Chip mimics metabolism

Drug metabolism studies can be conducted on smaller samples than before thanks to an on-chip electrochemical cell designed by European scientists.
Electrochemical cells can mimic the oxidative metabolism of drugs within the body. By coupling them to mass spectrometers or liquid chromatographs, scientists can detect and identify the metabolites.
Mathieu Odijk, at the University of Twente, Enschede, the Netherlands, and colleagues made a glass chip containing the usual three electrodes found in an electrochemical cell - the working, reference and counter electrodes - plus an extra sensing electrode to detect generated species. They connected the chip to a liquid chromatography-mass spectrometry (LC-MS) system. When they injected a solution of amodiaquine, an antimalarial drug, through the chip, they showed that the cell oxidised the drug, forming all its major metabolites, which were detected by LC-MS.
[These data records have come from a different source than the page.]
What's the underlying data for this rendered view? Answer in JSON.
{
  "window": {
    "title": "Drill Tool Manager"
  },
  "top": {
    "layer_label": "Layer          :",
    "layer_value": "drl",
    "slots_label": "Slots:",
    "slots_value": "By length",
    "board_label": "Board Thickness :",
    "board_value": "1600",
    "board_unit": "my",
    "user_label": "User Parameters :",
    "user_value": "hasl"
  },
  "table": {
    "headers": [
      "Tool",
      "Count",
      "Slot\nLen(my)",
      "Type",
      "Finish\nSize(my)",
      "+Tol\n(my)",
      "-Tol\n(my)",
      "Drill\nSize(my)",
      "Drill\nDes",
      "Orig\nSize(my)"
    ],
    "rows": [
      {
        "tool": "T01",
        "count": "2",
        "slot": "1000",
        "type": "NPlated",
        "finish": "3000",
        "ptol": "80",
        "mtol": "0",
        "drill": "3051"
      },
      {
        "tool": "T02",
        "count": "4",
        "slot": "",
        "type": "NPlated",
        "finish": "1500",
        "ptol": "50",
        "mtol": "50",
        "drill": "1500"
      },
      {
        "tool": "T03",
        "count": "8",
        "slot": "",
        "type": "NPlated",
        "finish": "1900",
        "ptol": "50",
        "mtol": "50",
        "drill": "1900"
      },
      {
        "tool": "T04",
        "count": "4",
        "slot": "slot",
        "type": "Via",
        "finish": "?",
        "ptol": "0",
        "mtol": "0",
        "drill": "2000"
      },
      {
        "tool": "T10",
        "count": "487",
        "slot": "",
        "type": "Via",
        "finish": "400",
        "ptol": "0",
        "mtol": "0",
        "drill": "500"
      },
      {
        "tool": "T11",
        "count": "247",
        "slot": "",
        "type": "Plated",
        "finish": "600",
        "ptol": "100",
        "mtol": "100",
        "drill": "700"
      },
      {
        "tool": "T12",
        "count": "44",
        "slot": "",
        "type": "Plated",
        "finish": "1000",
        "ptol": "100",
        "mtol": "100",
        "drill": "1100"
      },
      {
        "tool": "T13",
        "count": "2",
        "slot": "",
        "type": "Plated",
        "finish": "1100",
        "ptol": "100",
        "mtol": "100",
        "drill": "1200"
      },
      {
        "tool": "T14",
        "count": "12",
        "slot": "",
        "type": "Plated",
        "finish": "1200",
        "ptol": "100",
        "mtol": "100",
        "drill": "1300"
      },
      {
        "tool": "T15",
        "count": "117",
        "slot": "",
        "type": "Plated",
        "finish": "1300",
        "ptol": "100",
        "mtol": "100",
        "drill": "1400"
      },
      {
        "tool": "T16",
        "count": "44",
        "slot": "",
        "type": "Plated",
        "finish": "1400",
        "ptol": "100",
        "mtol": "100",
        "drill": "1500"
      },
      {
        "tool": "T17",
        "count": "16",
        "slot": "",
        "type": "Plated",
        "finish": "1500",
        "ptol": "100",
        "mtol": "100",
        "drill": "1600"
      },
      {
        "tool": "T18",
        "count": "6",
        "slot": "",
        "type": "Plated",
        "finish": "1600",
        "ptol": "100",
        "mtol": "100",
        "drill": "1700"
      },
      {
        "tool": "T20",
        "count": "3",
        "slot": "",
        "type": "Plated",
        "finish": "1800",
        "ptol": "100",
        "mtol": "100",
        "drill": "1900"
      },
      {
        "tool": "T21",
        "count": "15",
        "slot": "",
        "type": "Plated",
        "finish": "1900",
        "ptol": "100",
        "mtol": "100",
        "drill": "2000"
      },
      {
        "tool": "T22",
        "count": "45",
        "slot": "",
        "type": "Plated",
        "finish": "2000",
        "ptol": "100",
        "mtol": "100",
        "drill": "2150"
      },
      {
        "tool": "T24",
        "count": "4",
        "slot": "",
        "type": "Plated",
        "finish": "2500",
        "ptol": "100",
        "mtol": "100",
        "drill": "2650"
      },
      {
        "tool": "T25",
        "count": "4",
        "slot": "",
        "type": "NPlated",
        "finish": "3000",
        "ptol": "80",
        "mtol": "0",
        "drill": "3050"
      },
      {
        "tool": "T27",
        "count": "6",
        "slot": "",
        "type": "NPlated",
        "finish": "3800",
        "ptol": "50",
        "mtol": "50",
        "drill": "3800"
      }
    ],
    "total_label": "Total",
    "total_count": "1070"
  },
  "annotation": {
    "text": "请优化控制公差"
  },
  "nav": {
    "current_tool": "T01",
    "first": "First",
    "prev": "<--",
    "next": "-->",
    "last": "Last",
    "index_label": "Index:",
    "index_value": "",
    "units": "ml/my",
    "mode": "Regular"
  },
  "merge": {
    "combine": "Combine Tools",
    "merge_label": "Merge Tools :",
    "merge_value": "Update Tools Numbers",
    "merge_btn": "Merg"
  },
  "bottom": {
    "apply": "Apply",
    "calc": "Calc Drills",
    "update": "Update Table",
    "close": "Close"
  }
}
Other electrochemical cells are commercially available but Odijk says his uses much smaller sample volumes. 'With this chip, new drugs can be studied faster and with more ease,' he says. He adds that the counter electrode is located in a separate side-channel from the other electrodes, which prevents unwanted side products appearing in the measured spectrograms.

'This chip is used in combination with tools like LC and electrospray-MS. A very logical but technically challenging next step is to combine these three tools onto a single lab-on-chip, while keeping the fabrication costs within acceptable limits,' says Odijk.